The mistakes leading to WWII

Re "The mixed lessons, and legacies, of Munich 1938," Opinion, Sept. 14

Ian Buruma raises the issue of the British giving in to Adolf Hitler's demands at Munich in 1938. But he then accepts the conventional wisdom that the British should have fought over the Sudetenland.

This is disappointing: England would have gone to war over 2 million Sudeten Germans who did not want to be part of the new nation of Czechoslovakia. There is no question that the Sudeten Germans would have voted to join Nazi Germany if given the chance.

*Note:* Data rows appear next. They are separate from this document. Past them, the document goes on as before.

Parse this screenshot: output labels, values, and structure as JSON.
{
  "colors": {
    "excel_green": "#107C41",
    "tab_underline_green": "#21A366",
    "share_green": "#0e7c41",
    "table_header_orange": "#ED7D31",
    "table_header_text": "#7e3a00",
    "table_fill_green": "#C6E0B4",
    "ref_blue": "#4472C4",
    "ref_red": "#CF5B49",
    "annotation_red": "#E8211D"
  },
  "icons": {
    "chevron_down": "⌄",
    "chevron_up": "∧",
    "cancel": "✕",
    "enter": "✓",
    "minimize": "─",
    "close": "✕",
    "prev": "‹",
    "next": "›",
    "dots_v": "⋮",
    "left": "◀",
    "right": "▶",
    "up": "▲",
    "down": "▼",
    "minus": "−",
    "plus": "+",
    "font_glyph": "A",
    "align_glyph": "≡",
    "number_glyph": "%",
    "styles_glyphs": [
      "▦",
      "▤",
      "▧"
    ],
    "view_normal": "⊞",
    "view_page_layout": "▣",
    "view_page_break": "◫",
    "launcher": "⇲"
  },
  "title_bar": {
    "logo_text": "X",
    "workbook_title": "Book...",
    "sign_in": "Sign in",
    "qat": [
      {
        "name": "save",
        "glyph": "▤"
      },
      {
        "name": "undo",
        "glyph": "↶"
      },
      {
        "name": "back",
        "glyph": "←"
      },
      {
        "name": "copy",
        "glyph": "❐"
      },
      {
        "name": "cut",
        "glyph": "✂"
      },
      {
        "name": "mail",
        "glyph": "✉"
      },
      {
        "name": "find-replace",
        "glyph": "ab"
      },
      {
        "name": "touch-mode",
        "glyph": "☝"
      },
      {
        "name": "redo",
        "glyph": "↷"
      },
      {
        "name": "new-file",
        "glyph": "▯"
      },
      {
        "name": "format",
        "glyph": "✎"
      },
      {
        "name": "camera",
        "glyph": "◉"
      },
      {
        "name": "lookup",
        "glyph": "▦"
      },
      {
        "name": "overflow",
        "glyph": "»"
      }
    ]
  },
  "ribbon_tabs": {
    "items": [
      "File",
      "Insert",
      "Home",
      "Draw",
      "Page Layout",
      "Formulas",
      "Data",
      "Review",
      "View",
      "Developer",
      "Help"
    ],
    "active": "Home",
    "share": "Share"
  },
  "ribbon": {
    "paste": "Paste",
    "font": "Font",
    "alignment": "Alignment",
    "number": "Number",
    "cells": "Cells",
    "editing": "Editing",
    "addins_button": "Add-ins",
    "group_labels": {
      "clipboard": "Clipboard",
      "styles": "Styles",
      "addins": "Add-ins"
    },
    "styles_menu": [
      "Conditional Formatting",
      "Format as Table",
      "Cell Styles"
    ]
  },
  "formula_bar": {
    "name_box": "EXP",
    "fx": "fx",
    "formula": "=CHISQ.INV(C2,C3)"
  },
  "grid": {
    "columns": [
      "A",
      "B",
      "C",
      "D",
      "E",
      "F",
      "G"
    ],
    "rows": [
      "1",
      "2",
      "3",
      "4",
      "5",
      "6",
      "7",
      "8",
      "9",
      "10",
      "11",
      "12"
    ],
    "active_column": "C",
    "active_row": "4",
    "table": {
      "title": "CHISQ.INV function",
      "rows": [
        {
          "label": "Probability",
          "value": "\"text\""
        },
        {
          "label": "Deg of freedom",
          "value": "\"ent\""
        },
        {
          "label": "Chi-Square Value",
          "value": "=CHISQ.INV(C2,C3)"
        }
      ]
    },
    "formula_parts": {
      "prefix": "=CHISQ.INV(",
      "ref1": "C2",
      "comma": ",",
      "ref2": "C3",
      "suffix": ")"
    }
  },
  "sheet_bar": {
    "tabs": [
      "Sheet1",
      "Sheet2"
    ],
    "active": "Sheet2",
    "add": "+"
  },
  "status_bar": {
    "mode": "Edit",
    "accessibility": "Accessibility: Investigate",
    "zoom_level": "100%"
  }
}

The mistake of the British government was in failing to respond militarily to Hitler's invasion of the remnant of the Czech state in 1939.

For the first time, Hitler had invaded an area that was not of German nationality and had no desire to be part of the Third Reich. All of the previous annexations could be justified by the Allied principle of the self-determination of nations.

In March 1939, it became apparent that Hitler was a vulgar conqueror who would invade any part of Europe he desired without any fig leaf of national self-determination. Chamberlain and the French showed cowardice in March 1939 -- not in October 1938.

Kenneth Barkin


The writer is a professor of history at UC Riverside.

Haiti's pitiful disaster response

Re "Foreseeable devastation," Opinion, Sept. 13

Amy Wilentz rightfully does not differentiate between democracies and dictatorships when she writes of the helplessness of the Haitian people under both systems in the face of ravaging storms.

She is also correct that Haiti's economy is similar to Ronald Reagan's privatized fantasy. Voodoo economics existed in Haiti long before Reagan. The rich are content to throw a morsel to their servants every once in awhile and feel superior to the vast majority of the people -- who are the first to suffer from any calamity befalling the country.

Stillbirths were "Papa Doc" Duvalier's population control policy. With more than 5,000 dead in the last decade from hurricanes alone, perhaps the current government is using natural calamity to curb a population of 7 million in a country the size of Maryland.

Despite Haiti's lack of levees, there are similarities between New Orleans and Haiti, both former French colonies. The kid during Hurricane Katrina who stated on TV that the U.S. government's response to the disaster was pitiful could be any one of Haiti's kids over the last 200 years.

Anthony Bouchereau

Los Angeles

Different folks

Re "In South L.A., a population shift," Sept. 14

In my 1982 book, "Cities, Suburbs and Blacks: A Study of Concerns, Distrust and Alienation" (with James E. Blackwell), we looked at Los Angeles and five other cities in relationship to changing demographics. Our focus in Los Angeles was on South L.A. and surrounding suburbs that were attracting black families.

The demographic shift you describe -- Latinos outnumbering blacks 2 to 1 -- was expected. As you rightly observe, poverty remains a constant. South L.A. remains a neglected neighborhood. Both Mayor Antonio Villaraigosa and the Los Angeles Community Redevelopment Agency have declared it to be one of the city's top priorities, but plans lag in terms of significant development that can lead to job creation and wealth creation.

One key factor in moving such plans forward may come from the bottom up -- if Latinos and blacks can coalesce around strategies to rebuild South L.A. that find partners in the public and private sectors.

Philip S. Hart

Los Feliz

Reconcile trauma

Re "Soccer-match diplomacy," Opinion, Sept. 16

Denying the Armenian genocide for expediency helps neither Armenians nor Turks reconcile this trauma.

The right thing to do is to quit denying the Armenian genocide by delaying its recognition and move forward with truth and mutual understanding. The future, mortgaged or otherwise, is brighter when you don't have to lie about your past.

Shant Agajanian

Joshua Tree

Who is poor?

Re "Remeasuring poverty," Opinion, Sept. 15

Rebecca M. Blank's article on refiguring the poverty rate in the U.S. is an excellent analysis of one reason why poverty is such a problem here: We can't rightly say who is poor.

The first time I heard about this issue was in an episode of "The West Wing." Hopefully, a real administration can manage to do what a fictional one had no problem implementing.